Region: North America
Businesses must get fit for the future in the face of a ‘vortex of volatility’
Any one of the following would be enough to frighten the horses: technological change that threatens the existence of blue chip companies and potentially entire industries; confrontation over trade with the U.S.; geopolitical tension with Iran, North Korea and the Middle East; and looming interest rate rises.
Only right now, companies are dealing with them all simultaneously. And the weaknesses in their business models are being exposed for all to see.
“I’ve never seen an environment, globally, in which there are more variables impacting businesses and public equity markets,” says Paul Aversano, leader of Alvarez & Marsal’s (A&M’s) Global Transaction Advisory Group. “Swings of 100 to 200 points in the US Dow Jones Industrial Average used to be an anomaly, now the market can be up or down several hundred points in a day and no one bats an eye.
“Businesses are facing a “vortex of volatility” whether they like it or not, and this is causing companies to reconsider their business models — what will the ‘new normal’ be and how do they adjust to it?”
Aversano says companies must now ensure their operating model and cost structure are as lean as possible, and that the company is fit for the future. Activist shareholders are looking for companies that don’t start the work.
In the first week of July 2018 alone, Daniel Loeb’s hedge fund Third Point publicly criticized Nestle, the world’s biggest food and drink company, for being too slow to respond to the “unprecedentedly rapid pace” of change in the consumer goods industry, and the CEO of European industrial conglomerate ThyssenKrupp resigned in the wake of criticism over shareholder returns from activist investors at Elliott and Cevian Capital.

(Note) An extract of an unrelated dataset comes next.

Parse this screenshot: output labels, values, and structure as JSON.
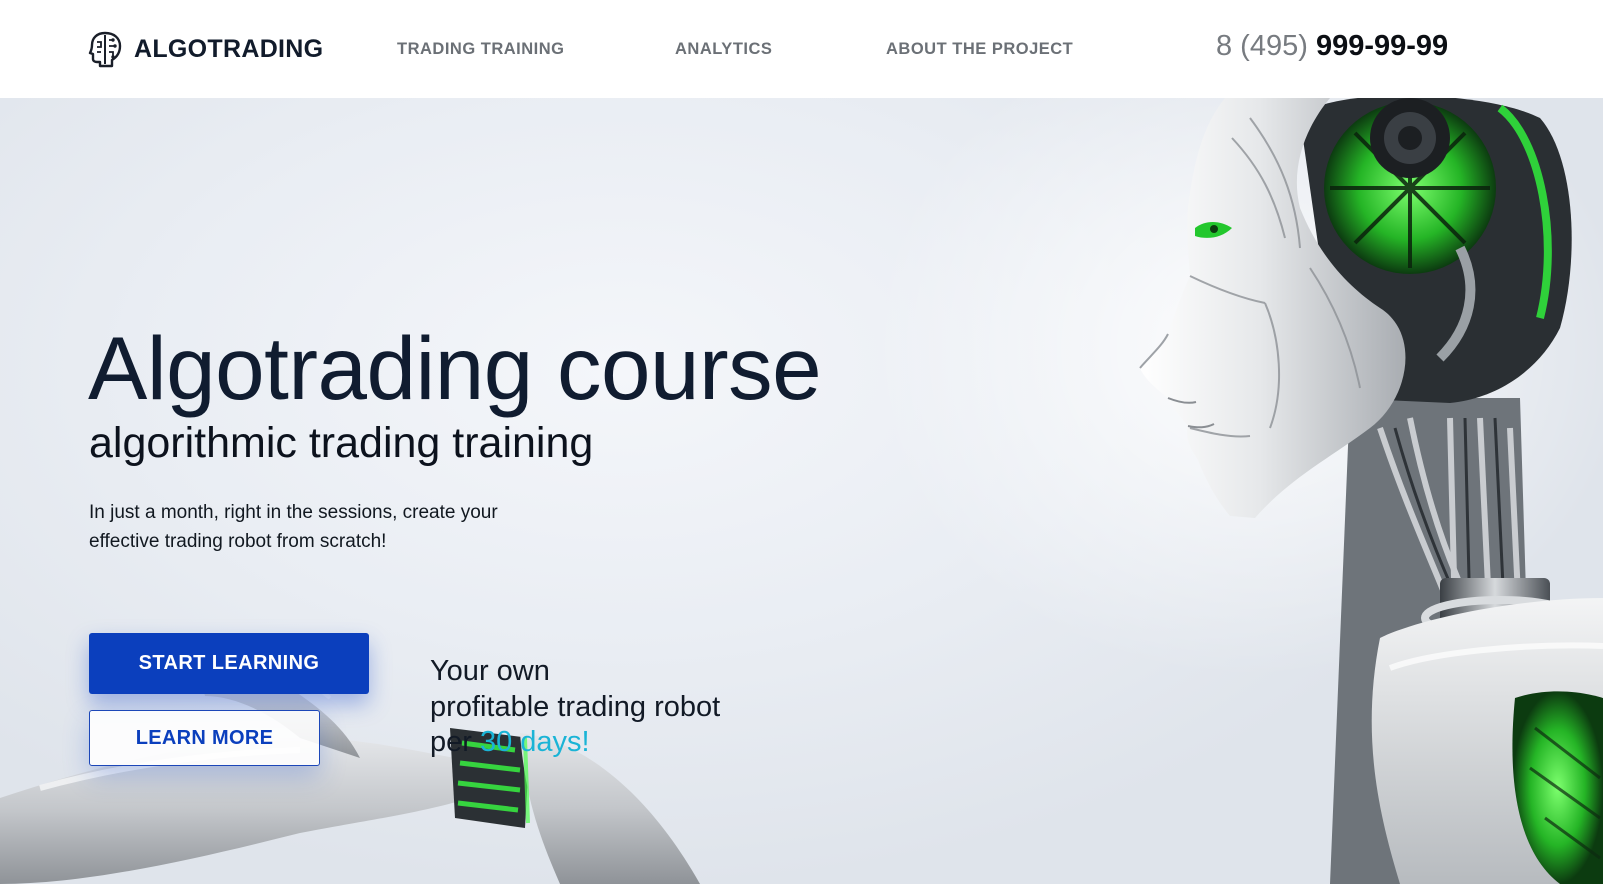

“Companies may think it’s more prudent to wait, but they have to do something now because stakeholders will force them to,” says Aversano. “You would rather be the one effecting the change, not waiting to have your hand forced.”
There are three main ways companies can improve performance and maximize value for shareholders:
1. Through a transformation program with cost reduction and revenue enhancement measures to help the organization keep pace with the ‘new normal’;
2. By divesting businesses in areas where they cannot win; or
3. By buying businesses to build market share.
A successful transformation program may naturally lead to a sale of divisions or the business as a whole, by increasing the value of the enterprise, says Aversano. In a recent client project, A&M’s corporate transformation team was engaged, and successfully reduced costs by over $20 million, resulting in the business subsequently being put up for sale in order to capitalize on this new value creation.
“Without the transformation work, they would not have looked to sell: it created the value that was used to complete the transaction, maximizing value for shareholders,” says Aversano.
A further significant cause of volatility is on the horizon: an economic slowdown, which will only accelerate the forces already at work,” says Aversano.
“This is all happening in the strongest economy we’ve seen in a while: as soon as the economy starts to pull back, shares prices come down and interest rates go up, we’ll see some real hiccups,” he continues. “Some people refuse to admit their world has changed — but our view would be, you can deal with this now, or deal with it later in a much worse situation.”